For a guy who will turn 54 years old later this month, Johnny Depp looks great. He seems to have discovered the fountain of youth, but even his own natural good looks wouldn't be able to properly sell a twenty-something Jack Sparrow. Luckily, that's why we have modern technology. Pirates of the Caribbean: Dead Men Tell No Tales uses some serious computer magic to turn Johnny Depp into his young heartthrob self, and the process of making it a reality sounds incredibly complicated. Specifically, the process required the Pirates team to quite literally combine Johnny Depp's performance with the body of a younger actor.

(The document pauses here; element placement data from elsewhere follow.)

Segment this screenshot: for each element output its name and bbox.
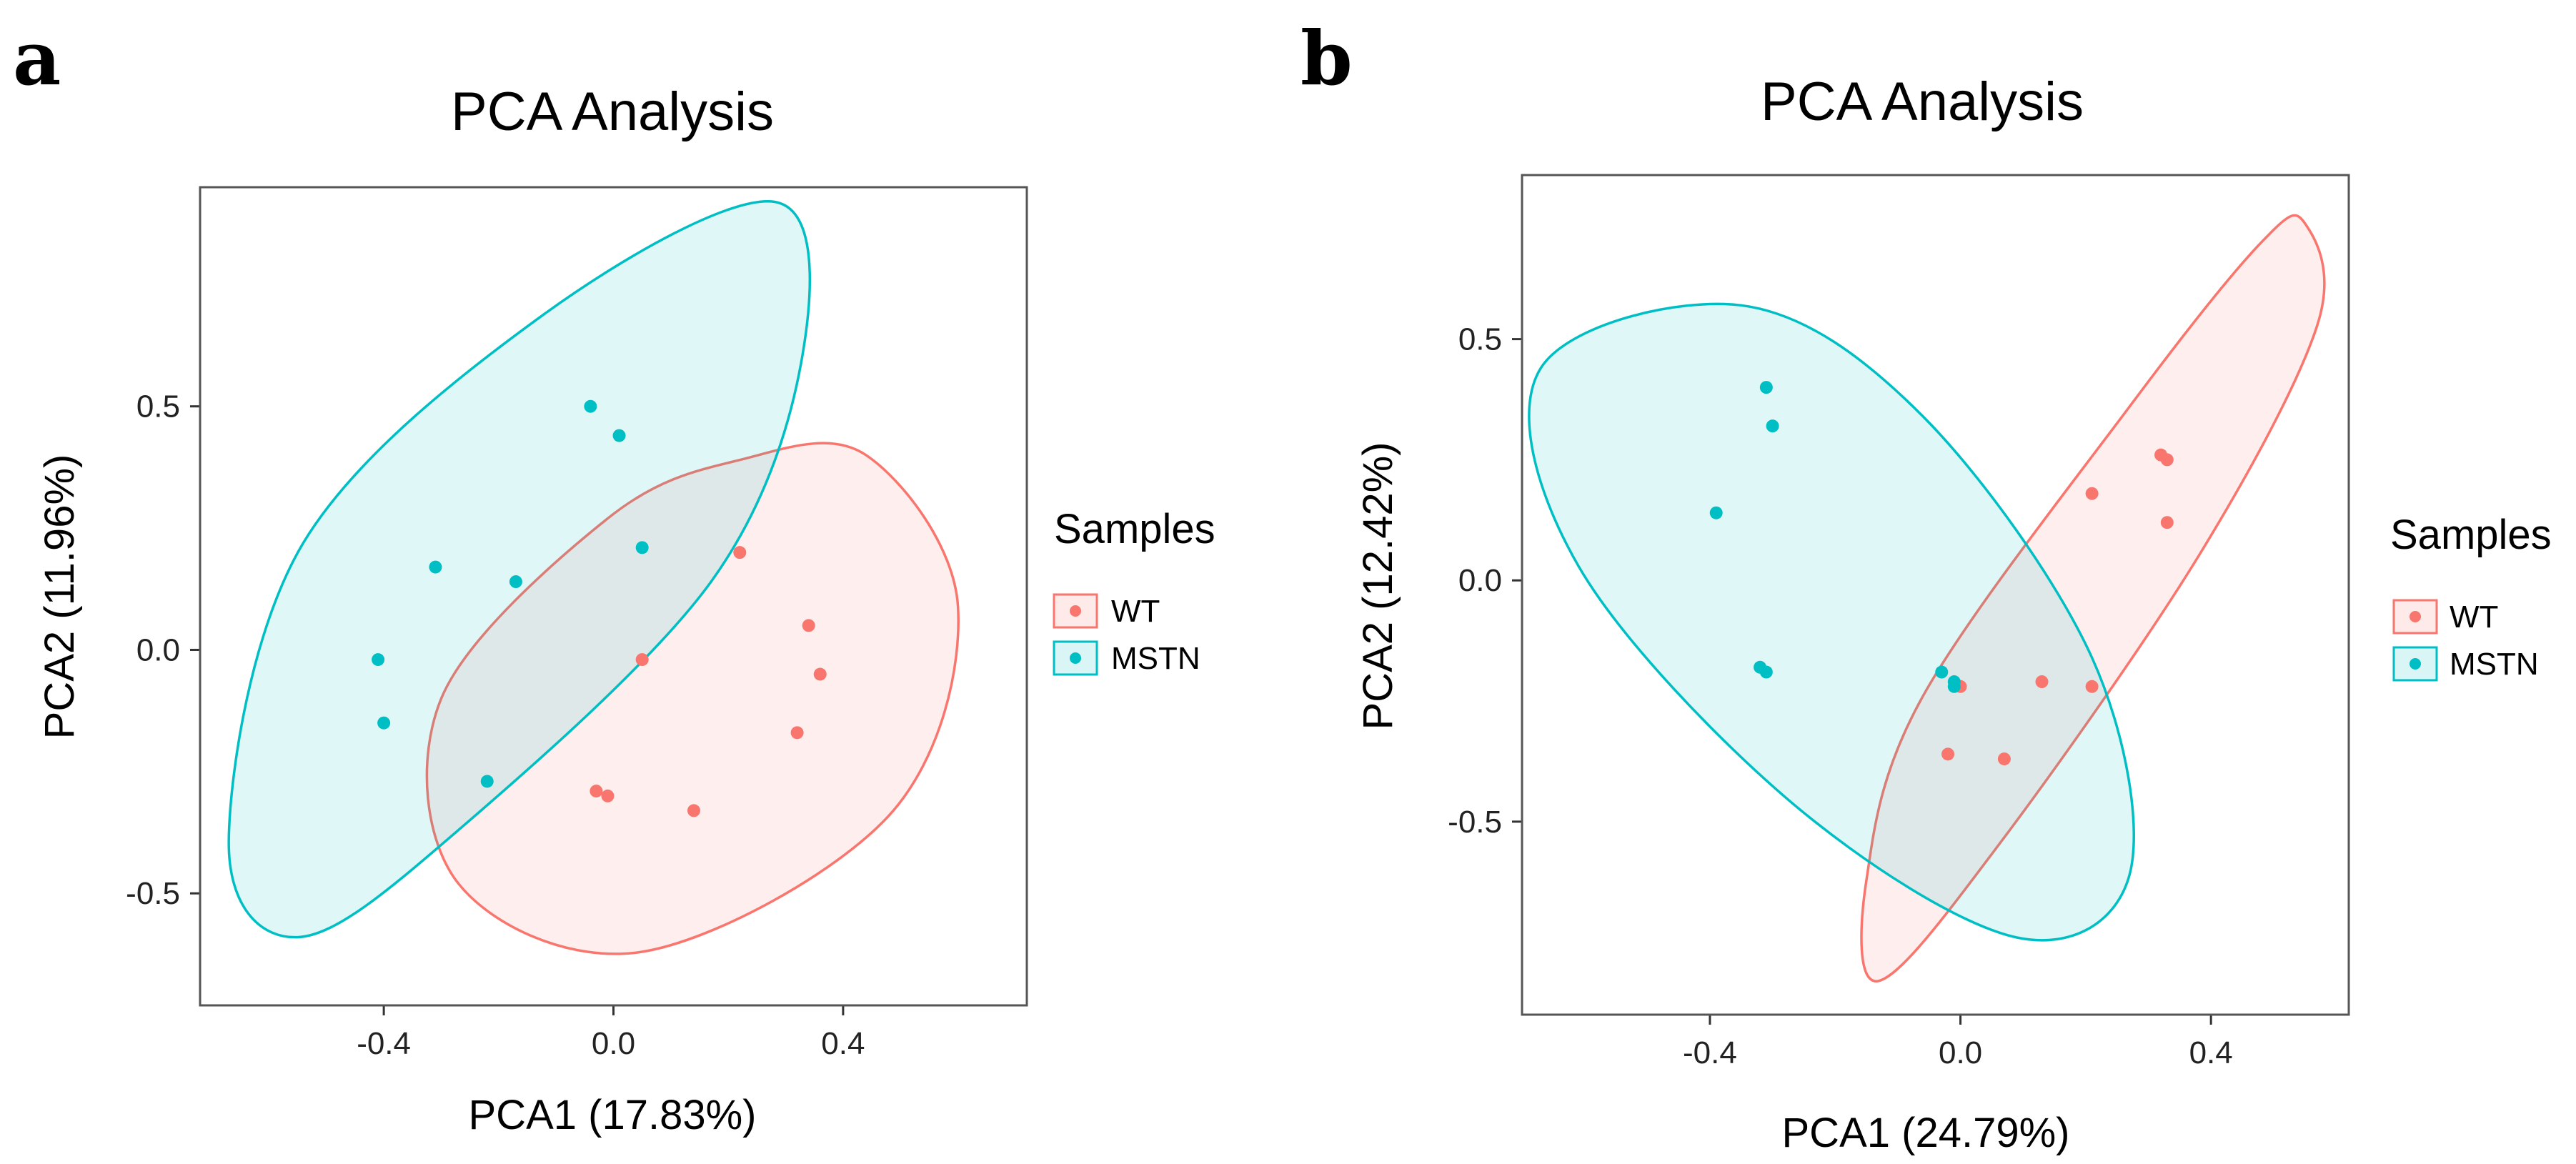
- panel-a-x-tick-label-2: 0.0: [592, 1026, 635, 1061]
- panel-a-ellipse-wt: [425, 442, 960, 955]
- panel-a-x-tick-label-3: 0.4: [821, 1026, 865, 1061]
- panel-a-y-tick-label-1: -0.5: [126, 876, 180, 911]
- panel-a-x-axis-label: PCA1 (17.83%): [469, 1092, 757, 1138]
- panel-a-point-wt-6: [590, 785, 603, 798]
- panel-a-legend-label-mstn: MSTN: [1111, 641, 1200, 676]
- panel-a-point-mstn-5: [509, 575, 522, 589]
- panel-b-point-wt-3: [2085, 487, 2099, 500]
- panel-b-legend-dot-wt: [2410, 611, 2421, 622]
- panel-a-point-wt-2: [635, 653, 649, 667]
- panel-a-point-wt-7: [601, 789, 615, 802]
- panel-b-point-mstn-8: [1947, 680, 1961, 693]
- panel-a-legend-dot-mstn: [1070, 652, 1081, 664]
- panel-b-point-mstn-1: [1759, 381, 1773, 394]
- panel-b-point-wt-6: [2085, 680, 2099, 693]
- panel-a-plot-frame: [199, 186, 1028, 1007]
- panel-b-ellipse-wt: [1860, 214, 2326, 983]
- panel-a-point-wt-4: [813, 667, 827, 681]
- panel-a-legend-label-wt: WT: [1111, 594, 1160, 629]
- panel-b-point-mstn-6: [1935, 665, 1949, 679]
- panel-a-point-mstn-3: [635, 541, 649, 554]
- panel-b-y-tick-label-2: 0.0: [1458, 563, 1502, 598]
- panel-a-x-tick-label-1: -0.4: [357, 1026, 411, 1061]
- panel-b-legend-label-wt: WT: [2450, 600, 2498, 635]
- panel-b-point-mstn-5: [1759, 665, 1773, 679]
- panel-b-y-tick-label-1: -0.5: [1448, 805, 1502, 840]
- panel-a-ellipse-mstn: [227, 200, 812, 939]
- panel-a-y-tick-label-2: 0.0: [136, 632, 180, 667]
- panel-b-plot-area: -0.4 0.0 0.4 -0.5 0.0 0.5: [1448, 214, 2326, 1070]
- panel-b-plot-frame: [1521, 174, 2350, 1016]
- panel-b-ellipse-mstn: [1528, 302, 2135, 942]
- panel-b-y-tick-label-3: 0.5: [1458, 322, 1502, 357]
- panel-a-legend: Samples WT MSTN: [1053, 506, 1215, 676]
- panel-a-point-wt-3: [802, 619, 815, 632]
- panel-b-x-tick-label-2: 0.0: [1939, 1035, 1982, 1070]
- panel-a-point-mstn-6: [372, 653, 385, 667]
- panel-a-point-mstn-2: [612, 429, 626, 442]
- panel-a-legend-dot-wt: [1070, 605, 1081, 617]
- panel-b-legend-key-mstn: [2392, 646, 2438, 682]
- panel-b-point-mstn-2: [1766, 419, 1779, 433]
- panel-b-point-wt-5: [2035, 675, 2049, 689]
- panel-b-legend-label-mstn: MSTN: [2450, 647, 2539, 682]
- panel-b-point-mstn-3: [1709, 506, 1723, 519]
- panel-a-plot-area: -0.4 0.0 0.4 -0.5 0.0 0.5: [126, 200, 960, 1061]
- panel-b-point-wt-7: [1941, 747, 1955, 761]
- panel-a-point-wt-8: [687, 804, 700, 817]
- panel-a: a PCA Analysis -0.4 0.0 0.4 -0.5 0.0 0.5 PCA1…: [13, 14, 1215, 1138]
- panel-a-y-tick-label-3: 0.5: [136, 389, 180, 424]
- panel-a-legend-title: Samples: [1054, 506, 1215, 552]
- panel-a-title: PCA Analysis: [451, 81, 774, 142]
- panel-a-y-axis-label: PCA2 (11.96%): [36, 454, 83, 740]
- panel-b-legend: Samples WT MSTN: [2390, 512, 2552, 682]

In a recent interview with Blasting News, directors Joachim Rønning and Espen Sandberg talked at length about the process of turning back the clock on Johnny Depp's looks in Pirates of the Caribbean: Dead Men Tell No Tales. To achieve the look, they examined Depp's real appearance from his time on 21 Jump Street (when he was roughly 24-years-old) and used that to guide them. Then they had Depp perform the flashback sequences as Jack Sparrow from the latest Pirates movie and captured his movements using a series of dots on his face. From there, the team then had a younger stand-in perform the scene, which they subsequently combined with Depp's earlier performance.
All in all, the process took roughly a year to complete, but it worked. The young version of Jack Sparrow is a dead ringer for the heartthrob of the 1980s, and the spitting image of the teen idol that people fell in love with in movies like A Nightmare on Elm Street and Cry-Baby.
Pirates of the Caribbean: Dead Men Tell No Tales is far from the only Disney film to play with de-aging visual effects over the last few years. The Marvel Cinematic Universe has made particularly significant strides with the technique, working wonders on actors like Michael Douglas in Ant-Man, Robert Downey Jr. In Captain America: Civil War, and Kurt Russell in Guardians of the Galaxy Vol. 2. The method seems to get better with each passing year, and it doesn't seem entirely outlandish to assume that it will become even more commonplace as we move into the future. After all, just look at how far we have come since 2010's CGI Jeff Bridges in Tron: Legacy.
Of course, while the de-aging technology has improved by a substantial margin in recent years, this type of technique still isn't perfect. We have yet to nail one specific piece of technical filmmaking: the resurrection of deceased actors. Although Johnny Depp was able to appear in Pirates of the Caribbean 5 and help create a life-like version of a young Jack Sparrow, bringing someone like the late Peter Cushing back to life (which occurred in Rogue One: A Star Wars Story) has proven to be far more challenging. The process is still improving, but for now, it's clear that de-aging a living icon like Depp remains a far more useful technique.